I was unlucky enough to endure it during both my pregnancies. I spent the last two months of the first confined to a hospital bed, unable to even wash my own hair for fear of triggering a seizure. My second child almost died at birth.
In the UK, about one in ten pregnancies each year – 80,000 women – are affected by the disease, but a new blood test – PIGF – could significantly reduce the risk of death or brain damage in women.
It is to be rolled out across England after a successful trial involving 1,000 women from 11 maternity hospitals.
“The evidence shows that widespread PIGF testing could save lives, and it is fantastic news that NHS England agree,” said Professor Lucy Chappell, an obstetrics expert who led the trial.
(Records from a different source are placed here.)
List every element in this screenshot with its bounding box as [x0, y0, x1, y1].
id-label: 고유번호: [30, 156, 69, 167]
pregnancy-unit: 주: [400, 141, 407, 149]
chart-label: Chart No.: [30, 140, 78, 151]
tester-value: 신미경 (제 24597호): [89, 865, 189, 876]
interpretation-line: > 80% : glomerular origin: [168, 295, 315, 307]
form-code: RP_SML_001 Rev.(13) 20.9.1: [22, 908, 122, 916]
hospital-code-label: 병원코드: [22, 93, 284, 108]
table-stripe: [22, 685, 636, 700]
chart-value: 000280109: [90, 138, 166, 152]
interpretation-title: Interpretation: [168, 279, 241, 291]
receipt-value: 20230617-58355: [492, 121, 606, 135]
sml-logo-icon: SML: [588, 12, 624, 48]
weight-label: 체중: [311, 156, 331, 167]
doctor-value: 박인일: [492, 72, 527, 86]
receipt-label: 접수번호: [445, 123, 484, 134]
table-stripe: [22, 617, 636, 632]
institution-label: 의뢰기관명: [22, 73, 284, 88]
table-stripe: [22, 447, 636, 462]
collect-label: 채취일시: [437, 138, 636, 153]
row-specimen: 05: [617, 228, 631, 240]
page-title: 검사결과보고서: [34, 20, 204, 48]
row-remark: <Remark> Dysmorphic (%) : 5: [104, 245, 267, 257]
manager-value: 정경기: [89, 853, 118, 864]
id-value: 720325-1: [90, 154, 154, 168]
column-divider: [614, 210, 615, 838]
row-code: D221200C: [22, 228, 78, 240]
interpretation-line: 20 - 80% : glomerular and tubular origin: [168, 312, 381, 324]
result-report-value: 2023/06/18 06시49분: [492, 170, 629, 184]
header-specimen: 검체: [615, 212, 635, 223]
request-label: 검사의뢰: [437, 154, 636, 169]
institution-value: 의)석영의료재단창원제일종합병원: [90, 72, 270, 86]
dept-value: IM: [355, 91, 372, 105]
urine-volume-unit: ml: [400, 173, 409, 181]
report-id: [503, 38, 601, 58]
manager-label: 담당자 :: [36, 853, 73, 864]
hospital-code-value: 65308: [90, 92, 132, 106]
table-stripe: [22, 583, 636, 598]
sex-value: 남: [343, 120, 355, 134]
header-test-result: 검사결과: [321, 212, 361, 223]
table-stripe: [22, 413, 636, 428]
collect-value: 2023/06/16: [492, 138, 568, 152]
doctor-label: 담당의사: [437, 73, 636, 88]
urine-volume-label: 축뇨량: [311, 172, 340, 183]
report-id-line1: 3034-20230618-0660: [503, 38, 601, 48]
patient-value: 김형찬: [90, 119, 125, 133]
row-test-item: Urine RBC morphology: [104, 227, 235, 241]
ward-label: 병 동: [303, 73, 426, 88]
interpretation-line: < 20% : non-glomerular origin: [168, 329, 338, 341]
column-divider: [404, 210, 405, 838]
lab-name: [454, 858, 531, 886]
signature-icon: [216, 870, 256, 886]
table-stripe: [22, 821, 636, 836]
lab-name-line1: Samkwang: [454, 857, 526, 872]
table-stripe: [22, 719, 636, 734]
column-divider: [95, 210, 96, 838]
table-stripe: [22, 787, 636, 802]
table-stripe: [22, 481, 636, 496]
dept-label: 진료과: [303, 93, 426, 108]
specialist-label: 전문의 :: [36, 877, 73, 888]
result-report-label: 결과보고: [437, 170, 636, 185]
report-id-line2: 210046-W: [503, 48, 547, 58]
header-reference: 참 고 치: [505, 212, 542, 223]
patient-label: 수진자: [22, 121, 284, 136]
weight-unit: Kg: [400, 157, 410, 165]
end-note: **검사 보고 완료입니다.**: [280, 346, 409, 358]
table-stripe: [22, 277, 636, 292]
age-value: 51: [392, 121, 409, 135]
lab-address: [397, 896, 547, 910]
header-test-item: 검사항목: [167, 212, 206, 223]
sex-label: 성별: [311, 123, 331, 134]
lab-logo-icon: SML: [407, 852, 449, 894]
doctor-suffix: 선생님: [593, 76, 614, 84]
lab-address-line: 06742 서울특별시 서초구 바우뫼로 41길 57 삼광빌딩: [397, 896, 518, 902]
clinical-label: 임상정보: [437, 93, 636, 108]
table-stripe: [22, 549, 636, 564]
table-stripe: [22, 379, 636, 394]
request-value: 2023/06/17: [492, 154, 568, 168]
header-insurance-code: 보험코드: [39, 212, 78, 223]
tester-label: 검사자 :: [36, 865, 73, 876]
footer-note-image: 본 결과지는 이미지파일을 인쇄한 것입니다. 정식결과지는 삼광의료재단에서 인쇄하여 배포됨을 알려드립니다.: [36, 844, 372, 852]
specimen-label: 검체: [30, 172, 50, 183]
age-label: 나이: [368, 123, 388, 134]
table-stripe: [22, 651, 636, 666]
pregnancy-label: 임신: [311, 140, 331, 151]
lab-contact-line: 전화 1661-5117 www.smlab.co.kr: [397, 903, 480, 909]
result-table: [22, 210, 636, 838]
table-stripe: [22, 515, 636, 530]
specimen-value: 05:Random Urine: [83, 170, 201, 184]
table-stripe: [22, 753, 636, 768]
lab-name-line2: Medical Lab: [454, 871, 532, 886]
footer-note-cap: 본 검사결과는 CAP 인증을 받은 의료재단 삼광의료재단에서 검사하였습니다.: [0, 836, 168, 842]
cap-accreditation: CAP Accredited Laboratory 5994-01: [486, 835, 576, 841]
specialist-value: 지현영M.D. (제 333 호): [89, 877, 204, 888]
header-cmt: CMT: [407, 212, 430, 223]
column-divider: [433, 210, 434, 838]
Fantastic news indeed, but the Scottish Government has still to decide whether to follow in England’s example and invest in the simple blood test.
Labour’s health spokesperson Monica Lennon has asked the government if it has plans to introduce testing, and an answer is expected by the end of the month.
Surely the response from Health Secretary Jeane Freeman will be a resounding, “yes, of course we will, immediately”. Anything less would be a betrayal of all pregnant women. Baby boxes are all very well, but if it comes to a choice between a free baby-gro or a simple life-saving procedure, I know which one I would prefer my Scottish income tax spent on.
The week ended with the shocking news that the peerless Jackie Bird has left Reporting Scotland after 30 years of telling Scotland what’s going on.
I can’t imagine Scottish news without her calm, sometimes slightly amused, always authoritative, delivery. She carved out a successful career in an industry, which until very recently, was dominated by men, and she did it with panache.
The good news is that she is not leaving the BBC, but is planning to produce and present longer programmes.
She could always start with one about a woman’s right to choose, from where we give birth to if we give birth.